What if your calendar was just a text file?

This week I show you how to build a todo.txt-format calendar — which is of practical use all on its own — and optionally view today's events in your Obsidian daily note.

It is inspired by calendar.txt, but it's not that. Yes, I know Emacs can do it all. It's not that, either, by design.

Medium (includes blog post link) https://miscellaneplans.medium.com/how-to-create-a-plain-text-calendar-with-the-todo-txt-format-41f0ce6f093d
Blog https://ellanew.com/2026/05/11/plain-text-calendar-todo-txt

#ptpl #PlainText #calendar #obsidian

How to Create a Plain Text Calendar With the todo.txt Format

With Obsidian instructions for seeing today’s schedule in your daily note

Medium

@ellane Thanks for sharing this.
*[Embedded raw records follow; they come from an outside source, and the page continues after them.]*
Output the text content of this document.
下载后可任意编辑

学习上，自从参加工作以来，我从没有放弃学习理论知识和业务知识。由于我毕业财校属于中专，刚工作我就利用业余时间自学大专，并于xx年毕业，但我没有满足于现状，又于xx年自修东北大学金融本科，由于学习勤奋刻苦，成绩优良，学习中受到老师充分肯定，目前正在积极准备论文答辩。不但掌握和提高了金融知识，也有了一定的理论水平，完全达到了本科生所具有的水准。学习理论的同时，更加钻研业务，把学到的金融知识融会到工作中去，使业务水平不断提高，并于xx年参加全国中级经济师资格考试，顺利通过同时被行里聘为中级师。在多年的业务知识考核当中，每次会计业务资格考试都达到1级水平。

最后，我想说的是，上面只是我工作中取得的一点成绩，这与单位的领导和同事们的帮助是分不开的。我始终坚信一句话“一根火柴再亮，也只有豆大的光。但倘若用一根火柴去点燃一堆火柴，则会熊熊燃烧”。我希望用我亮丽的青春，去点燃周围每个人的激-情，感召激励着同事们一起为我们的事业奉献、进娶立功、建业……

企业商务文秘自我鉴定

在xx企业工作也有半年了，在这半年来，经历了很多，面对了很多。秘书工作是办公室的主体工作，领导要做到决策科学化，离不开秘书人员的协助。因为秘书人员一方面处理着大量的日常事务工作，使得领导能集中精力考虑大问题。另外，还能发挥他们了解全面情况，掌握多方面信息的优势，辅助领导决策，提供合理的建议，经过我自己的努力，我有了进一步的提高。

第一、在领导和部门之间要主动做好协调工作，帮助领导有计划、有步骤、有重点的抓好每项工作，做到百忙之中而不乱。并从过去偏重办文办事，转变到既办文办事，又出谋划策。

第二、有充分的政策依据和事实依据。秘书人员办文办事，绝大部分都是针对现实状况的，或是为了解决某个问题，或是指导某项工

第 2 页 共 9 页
I might give this a go (always a fan of low-tech solutions to every day problems).

What I *definitely* will be doing though, is putting all the metadata for my current organisation system at the front of the item moving forward - it does look so much cleaner!

@willrc Yes, that metadata does look spiffy when all lined up!
@ellane Another great article! Thank you for taking the time to write it!

@ellane while not todo.txt format, I've used remind(1) for quite a while. It also uses a #plaintext DSL for creating calendar events that is more powerful than any other calendar application I've ever used. And being just a CLI application, it plays well with other Unixy tools, allowing for incoming events to be scripted, and output to feed other scripts.

https://dianne.skoll.ca/projects/remind/

Dianne Skoll's Web Site - Remind - Software Projects

@ellane Very cool! Do you think you would still use this system if you didn't have Obsidian?